Category: Epidemiology

Summary: Estimating when coupling to dormant refuge states turns an immune-imprinting-trapped escape peak into a broader active-dormant bridge across an antigenic valley.

Pathogen evolution can be trapped near a narrow escape lineage when cross-immunity and immune imprinting make movement across antigenic space difficult. This experiment asks when adding an explicit dormant or seed-bank state changes that picture, allowing the dominant growth mode to bridge an immune valley instead of staying concentrated near one active escape peak.

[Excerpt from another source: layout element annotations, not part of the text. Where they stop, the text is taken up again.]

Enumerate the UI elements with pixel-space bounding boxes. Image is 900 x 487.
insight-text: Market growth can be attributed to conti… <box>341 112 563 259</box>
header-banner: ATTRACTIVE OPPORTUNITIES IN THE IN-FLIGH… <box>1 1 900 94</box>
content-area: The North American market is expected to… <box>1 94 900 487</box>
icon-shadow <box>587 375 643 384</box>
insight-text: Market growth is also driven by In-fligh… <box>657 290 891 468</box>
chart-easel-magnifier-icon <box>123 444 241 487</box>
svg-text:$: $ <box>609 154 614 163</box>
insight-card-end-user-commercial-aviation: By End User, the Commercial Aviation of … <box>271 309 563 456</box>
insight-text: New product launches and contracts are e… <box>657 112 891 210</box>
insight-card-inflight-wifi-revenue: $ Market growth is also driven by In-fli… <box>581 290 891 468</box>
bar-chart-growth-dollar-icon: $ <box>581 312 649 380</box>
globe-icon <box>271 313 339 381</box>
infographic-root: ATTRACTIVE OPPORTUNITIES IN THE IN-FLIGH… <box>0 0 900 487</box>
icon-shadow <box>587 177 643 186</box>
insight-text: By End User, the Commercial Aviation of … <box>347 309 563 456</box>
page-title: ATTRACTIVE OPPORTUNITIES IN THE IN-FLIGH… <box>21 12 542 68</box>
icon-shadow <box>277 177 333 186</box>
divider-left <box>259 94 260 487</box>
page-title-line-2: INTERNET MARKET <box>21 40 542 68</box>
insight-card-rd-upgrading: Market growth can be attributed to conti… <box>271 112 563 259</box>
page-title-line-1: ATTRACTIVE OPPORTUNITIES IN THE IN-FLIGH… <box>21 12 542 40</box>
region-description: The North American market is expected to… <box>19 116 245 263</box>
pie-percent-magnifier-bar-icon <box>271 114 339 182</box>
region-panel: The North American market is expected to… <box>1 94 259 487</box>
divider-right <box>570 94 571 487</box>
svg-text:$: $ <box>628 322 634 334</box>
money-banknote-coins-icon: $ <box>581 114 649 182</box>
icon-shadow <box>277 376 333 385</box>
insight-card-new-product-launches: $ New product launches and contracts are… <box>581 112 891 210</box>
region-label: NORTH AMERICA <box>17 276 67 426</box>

The script builds a dense symmetric operator that couples active antigenic states to dormant refuge states, then carries a threshold bracket across larger system sizes with iterative deepening. At each size it bisects the dormant-state coupling strength and tracks how much of the leading mode sits in the dormant valley and adjacent active shoulder regions, together with its participation ratio and leading eigenvalue.

That makes the project a structural transition study rather than a simple outbreak-growth calculation. The goal is to locate the threshold where dormancy stops acting as passive storage and instead becomes an active bridge across an otherwise blocked immune landscape.

Method: Dense symmetric eigensolves with iterative deepening and bisection on dormant-state coupling sigma across N=64 to 2048.

What is measured: Critical coupling threshold, bridge score, participation ratio, escape mass, shoulder mass, dormant mass, dormant-valley mass, leading eigenvalue, and bracket width.